No que toca à dança e às políticas desenvolvidas nesta década, Gil Mendo (1997) critica o Estado português pela falta de investimento. Não se refere apenas à questão financeira, mas também às estratégias adotadas que se revelaram quase sempre insuficientes, por não contemplarem medidas a longo prazo, condicionando a longevidade dos projetos. Porém, Mendo (1997) louva a vitalidade da dança independente portuguesa, e as estratégias que os seus intervenientes encontraram para ter acesso aos recursos de que necessitavam, mesmo sem este apoio. Para Lima dos Santos um bom indicador de quanto uma determinada forma de arte constitui ou não uma prioridade, pode ser a produção de legislação sobre a mesma. Na legislação incluem-se a alocação de apoios à criação, a aprovação de normas ou regulamentos relativos às atividades. Segundo a autora a dança, encontra-se entre as áreas mais negligenciadas ao longo do referido período: “Quanto ao teatro, à dança às artes plásticas e às atividades socioculturais, a incipiente enunciação de objetivos está em perfeita consonância com o reduzido volume de legislação produzida.” (1998a:87)

Em meados da década de noventa, segundo Mendo (1997), o Ministério da Cultura incrementou o apoio financeiro às artes do espetáculo:

“O novo regulamento procura contemplar a pluralidade de estruturas que são ativas no terreno profissional, sejam companhias de dança, estruturas de produção, programação ou difusão, centros de pesquisa e experimentação, ou outros. Valoriza-se a atividade desenvolvida, a sua credibilidade artística, o seu caráter profissional e o seu impacto cultural.” (1997:130, 131).

Para o autor, estas medidas constituem boa gestão no sentido da descentralização e desenvolvimento e afirma que sem investimento público, aliado a parcerias privadas e com governos locais, não se poderá estabelecer um mercado artístico que funcione de forma independente.

Em 1999 é criado pela Administração Central o Programa Difusão das Artes do Espetáculo (PDAE), que tinha como objetivo democratizar o acesso às artes

38 performativas através da criação da criação de uma rede de salas de espetáculos, uma rede de estruturas de acolhimento e a criação de circuitos de difusão. Este órgão, foi extinto em 2002 por falta de sustentabilidade.

“O modelo neo-liberal adotado na segunda metade do século XX potencializou a transferência de responsabilidades do Estado em diferentes setores de governação, tendo cedido espaço à ação de atores não-estatais como organizações do Terceiro Setor, tais como ONGs, fundações e associações, assim como a empresas privadas” (Cruz, 2015:16)

Cruz debruça-se sobre o período da crise financeira de 2008, afirmando que este expôs as fragilidades desse mesmo modelo, deixando a descoberto a necessidade de intervenção por parte do Estado.

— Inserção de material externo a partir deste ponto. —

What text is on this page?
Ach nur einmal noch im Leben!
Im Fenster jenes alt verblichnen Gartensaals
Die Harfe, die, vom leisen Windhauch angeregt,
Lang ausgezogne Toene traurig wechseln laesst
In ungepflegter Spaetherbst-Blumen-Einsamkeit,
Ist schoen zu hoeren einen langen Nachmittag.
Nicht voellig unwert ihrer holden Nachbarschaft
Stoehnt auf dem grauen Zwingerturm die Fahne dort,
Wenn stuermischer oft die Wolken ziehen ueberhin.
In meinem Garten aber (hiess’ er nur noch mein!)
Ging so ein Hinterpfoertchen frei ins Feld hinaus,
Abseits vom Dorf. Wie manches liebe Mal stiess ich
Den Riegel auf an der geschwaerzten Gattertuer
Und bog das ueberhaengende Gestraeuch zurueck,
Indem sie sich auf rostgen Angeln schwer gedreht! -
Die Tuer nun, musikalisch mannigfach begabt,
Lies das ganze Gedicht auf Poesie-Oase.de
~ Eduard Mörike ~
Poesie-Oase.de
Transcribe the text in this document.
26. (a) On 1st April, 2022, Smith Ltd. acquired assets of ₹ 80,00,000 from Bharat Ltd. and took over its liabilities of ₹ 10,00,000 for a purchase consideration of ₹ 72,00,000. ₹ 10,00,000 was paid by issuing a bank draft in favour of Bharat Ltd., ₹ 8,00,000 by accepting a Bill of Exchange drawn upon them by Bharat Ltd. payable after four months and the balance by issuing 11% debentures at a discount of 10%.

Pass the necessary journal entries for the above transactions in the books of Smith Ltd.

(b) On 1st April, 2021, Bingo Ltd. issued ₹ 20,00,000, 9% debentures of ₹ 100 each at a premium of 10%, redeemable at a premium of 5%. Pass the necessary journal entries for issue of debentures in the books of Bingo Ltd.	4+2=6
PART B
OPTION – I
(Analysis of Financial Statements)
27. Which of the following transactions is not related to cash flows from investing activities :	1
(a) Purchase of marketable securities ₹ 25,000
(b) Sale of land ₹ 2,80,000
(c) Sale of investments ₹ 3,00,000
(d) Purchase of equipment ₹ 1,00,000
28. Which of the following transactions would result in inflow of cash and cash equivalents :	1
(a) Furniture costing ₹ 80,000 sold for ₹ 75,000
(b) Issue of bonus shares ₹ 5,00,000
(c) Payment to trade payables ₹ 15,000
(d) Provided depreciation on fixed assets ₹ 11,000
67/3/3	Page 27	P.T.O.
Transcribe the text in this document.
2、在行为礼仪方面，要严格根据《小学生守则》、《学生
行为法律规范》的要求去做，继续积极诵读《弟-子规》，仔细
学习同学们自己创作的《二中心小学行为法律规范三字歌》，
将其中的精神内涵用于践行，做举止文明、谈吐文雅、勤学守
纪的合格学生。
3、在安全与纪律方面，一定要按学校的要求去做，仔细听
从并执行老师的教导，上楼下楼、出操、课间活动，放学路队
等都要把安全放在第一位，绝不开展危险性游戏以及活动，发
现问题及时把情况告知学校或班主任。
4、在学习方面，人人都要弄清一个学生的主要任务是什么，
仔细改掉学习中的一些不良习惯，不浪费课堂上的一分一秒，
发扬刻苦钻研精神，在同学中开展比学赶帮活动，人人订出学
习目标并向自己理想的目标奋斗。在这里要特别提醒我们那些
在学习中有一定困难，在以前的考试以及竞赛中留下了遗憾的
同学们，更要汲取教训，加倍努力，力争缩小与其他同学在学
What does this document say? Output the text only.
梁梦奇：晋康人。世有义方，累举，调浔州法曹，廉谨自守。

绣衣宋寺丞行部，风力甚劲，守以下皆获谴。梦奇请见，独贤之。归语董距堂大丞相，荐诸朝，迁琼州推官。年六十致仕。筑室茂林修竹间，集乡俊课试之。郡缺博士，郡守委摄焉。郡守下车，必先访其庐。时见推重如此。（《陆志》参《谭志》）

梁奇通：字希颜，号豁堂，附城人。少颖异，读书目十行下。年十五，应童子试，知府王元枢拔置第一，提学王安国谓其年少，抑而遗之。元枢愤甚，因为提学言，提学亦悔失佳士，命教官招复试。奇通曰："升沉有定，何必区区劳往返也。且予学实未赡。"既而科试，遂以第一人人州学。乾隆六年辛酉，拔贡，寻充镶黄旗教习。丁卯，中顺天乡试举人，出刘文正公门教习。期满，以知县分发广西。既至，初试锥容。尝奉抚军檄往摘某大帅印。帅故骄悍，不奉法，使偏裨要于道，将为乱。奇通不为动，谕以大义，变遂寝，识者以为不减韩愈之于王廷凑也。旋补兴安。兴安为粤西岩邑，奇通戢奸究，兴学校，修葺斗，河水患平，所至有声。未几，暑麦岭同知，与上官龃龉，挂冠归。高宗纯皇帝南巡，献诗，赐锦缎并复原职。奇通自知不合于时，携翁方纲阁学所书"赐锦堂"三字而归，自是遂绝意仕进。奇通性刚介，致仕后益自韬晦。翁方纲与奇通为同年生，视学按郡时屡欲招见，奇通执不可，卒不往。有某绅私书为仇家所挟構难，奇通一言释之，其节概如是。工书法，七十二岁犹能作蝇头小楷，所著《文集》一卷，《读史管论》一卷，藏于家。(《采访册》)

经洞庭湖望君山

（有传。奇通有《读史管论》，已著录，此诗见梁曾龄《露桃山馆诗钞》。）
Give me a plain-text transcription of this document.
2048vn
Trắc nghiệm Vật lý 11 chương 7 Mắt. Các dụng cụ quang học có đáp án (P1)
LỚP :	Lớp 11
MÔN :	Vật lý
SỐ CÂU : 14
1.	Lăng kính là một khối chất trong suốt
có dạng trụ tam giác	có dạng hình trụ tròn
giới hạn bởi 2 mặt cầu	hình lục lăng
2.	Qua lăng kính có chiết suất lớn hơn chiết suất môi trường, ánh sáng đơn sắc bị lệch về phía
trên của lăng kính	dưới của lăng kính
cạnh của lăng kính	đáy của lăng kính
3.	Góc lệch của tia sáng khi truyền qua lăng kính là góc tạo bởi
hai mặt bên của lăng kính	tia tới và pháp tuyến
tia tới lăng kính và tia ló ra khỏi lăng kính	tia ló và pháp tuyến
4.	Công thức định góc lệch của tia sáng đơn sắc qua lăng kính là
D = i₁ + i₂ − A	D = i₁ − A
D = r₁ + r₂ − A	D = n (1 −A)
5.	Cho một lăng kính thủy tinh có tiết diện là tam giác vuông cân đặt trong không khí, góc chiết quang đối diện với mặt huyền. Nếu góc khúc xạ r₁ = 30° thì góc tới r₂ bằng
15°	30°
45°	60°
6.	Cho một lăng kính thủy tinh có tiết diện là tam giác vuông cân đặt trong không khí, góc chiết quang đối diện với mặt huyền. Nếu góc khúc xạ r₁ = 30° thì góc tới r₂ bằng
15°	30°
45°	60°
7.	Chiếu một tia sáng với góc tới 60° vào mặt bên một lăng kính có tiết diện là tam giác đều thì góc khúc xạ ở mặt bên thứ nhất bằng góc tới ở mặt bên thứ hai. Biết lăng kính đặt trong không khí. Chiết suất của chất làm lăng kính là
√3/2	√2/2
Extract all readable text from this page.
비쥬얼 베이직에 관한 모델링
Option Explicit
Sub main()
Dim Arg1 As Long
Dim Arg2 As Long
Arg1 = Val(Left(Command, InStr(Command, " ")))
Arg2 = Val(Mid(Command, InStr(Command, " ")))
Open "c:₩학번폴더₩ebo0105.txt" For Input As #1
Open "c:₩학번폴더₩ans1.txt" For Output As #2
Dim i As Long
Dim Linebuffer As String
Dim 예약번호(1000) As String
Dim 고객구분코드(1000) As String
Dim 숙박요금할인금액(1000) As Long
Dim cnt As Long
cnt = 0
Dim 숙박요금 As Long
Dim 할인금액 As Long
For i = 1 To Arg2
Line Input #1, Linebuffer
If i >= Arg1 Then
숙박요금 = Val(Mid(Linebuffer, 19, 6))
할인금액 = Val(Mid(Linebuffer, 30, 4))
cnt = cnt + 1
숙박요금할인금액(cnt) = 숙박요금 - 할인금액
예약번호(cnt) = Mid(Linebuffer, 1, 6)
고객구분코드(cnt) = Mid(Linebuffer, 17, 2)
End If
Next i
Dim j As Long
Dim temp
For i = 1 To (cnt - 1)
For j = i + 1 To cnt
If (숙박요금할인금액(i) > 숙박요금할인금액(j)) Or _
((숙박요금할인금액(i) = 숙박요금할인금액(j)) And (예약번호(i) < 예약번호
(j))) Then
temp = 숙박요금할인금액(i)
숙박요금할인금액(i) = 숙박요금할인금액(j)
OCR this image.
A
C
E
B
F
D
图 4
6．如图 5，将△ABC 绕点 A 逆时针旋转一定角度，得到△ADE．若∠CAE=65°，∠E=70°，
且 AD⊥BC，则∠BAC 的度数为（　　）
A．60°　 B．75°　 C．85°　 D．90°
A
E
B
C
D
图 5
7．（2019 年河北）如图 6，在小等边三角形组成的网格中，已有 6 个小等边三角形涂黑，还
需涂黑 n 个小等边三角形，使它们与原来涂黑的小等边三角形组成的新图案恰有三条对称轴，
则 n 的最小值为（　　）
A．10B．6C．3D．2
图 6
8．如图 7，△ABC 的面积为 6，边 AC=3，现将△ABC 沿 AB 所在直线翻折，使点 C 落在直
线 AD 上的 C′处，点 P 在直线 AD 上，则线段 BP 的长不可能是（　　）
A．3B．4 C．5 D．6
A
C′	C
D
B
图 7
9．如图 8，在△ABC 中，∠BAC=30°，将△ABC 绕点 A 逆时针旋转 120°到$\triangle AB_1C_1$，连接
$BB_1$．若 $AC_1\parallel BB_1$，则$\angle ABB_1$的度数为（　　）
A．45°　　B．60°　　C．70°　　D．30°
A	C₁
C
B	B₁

Para a autora, nas artes performativas os apoios externos revelam-se indispensáveis:

“Deste modo, em vistas de não se aproximar ao ponto de deixar de prestar um serviço de qualidade, fatalmente o desenvolvimento das artes performativas vê-se a necessitar dos apoios estatais, ou ainda de mecenas privados. Porém, no atual contexto de crise financeira a atingir tanto os setores estagnados quanto os progressivos, observa-se a imposição dos interesses do mercado sobre os fazeres artísticos.” (Cruz, 2015:16).

Em 2011, extingue-se o Ministério da Cultura, voltando a esta a ser tutelada por uma Secretaria de Estado. A medida gerou bastante polémica, tendo o Ministério sido reinstituído em 2015. Cruz (2015) relembra ainda a extinção do Observatório das Atividades Culturais em 2013 e a consequente falta de investigação feita atualmente sobre estas questões, o que prejudica não só a realização de estudos, como a própria reflexão sobre a matéria.